Kemerdekaan Tertunda: Ketika Buruh Perempuan Masih Menunggu Keadilan

Setiap hari kemerdekaan diperingati dengan lautan merah putih dan derap semangat nasionalisme, tetapi untuk sebagian perempuan pekerja di Indonesia, kemerdekaan itu belum pernah menyentuh realitas hidup mereka.

Mereka bekerja dengan volume yang besar, tanggung jawab ganda, di tengah sistem yang diskriminatif. Buruh perempuan adalah tulang punggung perekonomian informal maupun formal, namun seringkali menjadi yang paling tertinggal dalam distribusi keadilan sosial dan perlindungan hak-hak dasar.

Data Badan Pusat Statistik (BPS) menegaskan bahwa pada Februari 2024 tingkat partisipasi ekonomi perempuan sebesar 54,25%, jauh tertinggal dari laki‑laki yakni 83,40%. Perbedaan ini bukan semata soal akses kerja, melainkan juga janji kemerdekaan yang kandas dalam realitas ketimpangan struktural.

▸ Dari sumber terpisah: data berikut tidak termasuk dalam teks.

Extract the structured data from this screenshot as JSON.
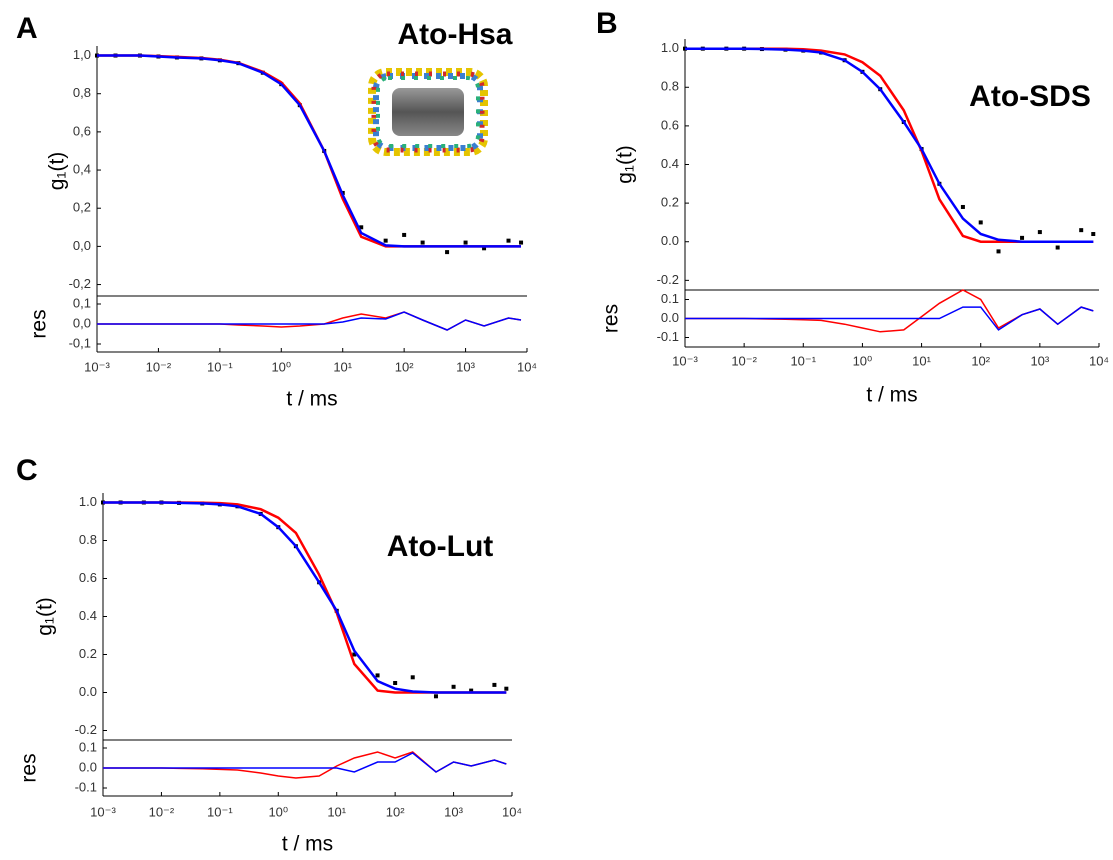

Sebagian besar perempuan bekerja di sektor informal dengan upah rendah, jam kerja panjang, tanpa jaminan sosial maupun perlindungan hukum. Data BPS lainnya menunjukkan rata-rata upah per jam perempuan sekitar Rp 16.779, sedangkan laki‑laki Rp 20.125, selisih hampir 22% meskipun beban kerja relatif sama.

Penelitian akademik memberikan gambaran lebih jauh. Tjitrajaya dan Handoko (2025), dalam jurnal Gender Segregation in the Indonesian Labor Market: Insights from a Multigroup Analysis, menemukan bahwa perempuan secara sistemik terkonsentrasi di pekerjaan yang dianggap “feminin” dengan upah stagnan dan sedikit peluang karier, sementara laki‑laki dominan di sektor yang lebih strategis dan ekonomis. Segregasi ini ditentukan oleh status perkawinan dan tanggung jawab domestik yang membelenggu mobilitas vertikal pekerjaan perempuan, menghasilkan ketimpangan yang tidak tertangani.

Fenomena ketidakmerdekaan semakin kuat ketika kita menyimak realitas kerja perempuan secara utuh. Setelah menyelesaikan shift di pabrik atau layanan, mereka kembali ke “shift kedua” sebagai pengurus rumah tanpa kompensasi. Hak-hak seperti cuti haid dan melahirkan, ruang laktasi, atau fasilitasi anak hampir tidak tersedia.

Liputan Solidarity Center (2022) memperlihatkan realitas buruh garmen wanita di Jawa Barat bekerja lebih dari sepuluh jam setiap hari, menerima upah di bawah UMR, tanpa perlindungan dari pelecehan atau intimidasi serikat. Ketika mereka mencoba membentuk serikat demi memperjuangkan haknya, tekanan dan ancaman pemecatan menjadi balasan yang lazim.

Konsekuensi dari sistem yang meminggirkan perempuan juga terlihat lebih tajam untuk kelompok marginal, seperti perempuan adat, buruh migran, maupun penyandang disabilitas. Mereka menghadapi hambatan berlapis, akses pendidikan terbatas, pelatihan minim, stereotip sosial, serta norma yang menempatkan perempuan sebagai pengurus rumah tangga bukan sebagai pekerja produktif.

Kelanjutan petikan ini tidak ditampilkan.